UK high-street crisis hits more stores and vacancy rates are the highest in four years

From Superdry to John Lewis, retailers have taken a hard hit from the high-street apocalypse. And new figures suggest more brick and mortar stores are affected

UK high-street crisis hits more stores and vacancy rates are the highest in four years

The high-street crisis is worsening. With empty shop fronts and decreasing shopper numbers, there doesn’t seem to be a good time for retailers. In fact, the high street footfall has dropped by 1% year on year according to a new report from the British Retail Consortium (BRC), the trade organisation for the retail industry. 

The study reveals vacancy rates on local high-streets have risen to 10.2%, which means one in ten shops have succumbed to the high street crisis. This is the highest level of store closures since April 2015 and has increased to 9.9% from the last quarter. Furthermore, despite footfall increasing by 19.1% on Easter weekend, the overall retail footfall fell by 0.5% since last year. 

This highlight how the high-street crisis is getting worse. Indeed, it has already seen huge losses even for big players like Superdry, Marks & Spencer and John Lewis. 

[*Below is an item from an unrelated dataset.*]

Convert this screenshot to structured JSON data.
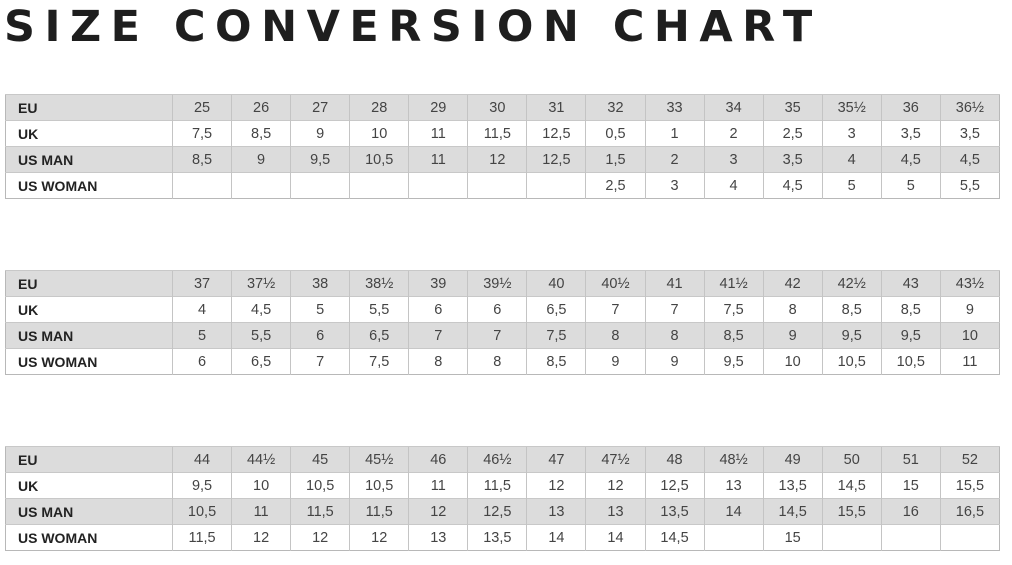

Helen Dickinson, chief executive of the BRC, said: “With regular reports of shop closures, it may come as no surprise that town centre vacancy rates rose to their highest level in four years. Empty shopfronts, particularly for larger stores, can deter shoppers from an area, decreasing footfall for all those around. This effect can be cyclical, with the long-term decline in footfall pushing up vacancy rates, particularly in poorer areas.”

While others have pointed towards the rise of e-commerce in the past, Dickinson blamed the rising cumulative impact of government policy costs like business rates to the apprenticeship levy also accounted for the worsening situation. “For many retailers, business rates remain the single biggest tax imposed by government,” she said. “They are a levy on physical space that is paid in full regardless of whether a firm is in profit or in loss. Importantly, they are also borne disproportionately by retailers who represent 5% of the economy yet pay 25% of all business rates. If the government is serious about reversing the decline on our high-streets, then reforming the broken business rates system would be an essential first step.”

Whether it’s the rise of e-commerce or the lack of tech stores are using, the high-street definitely needs a change.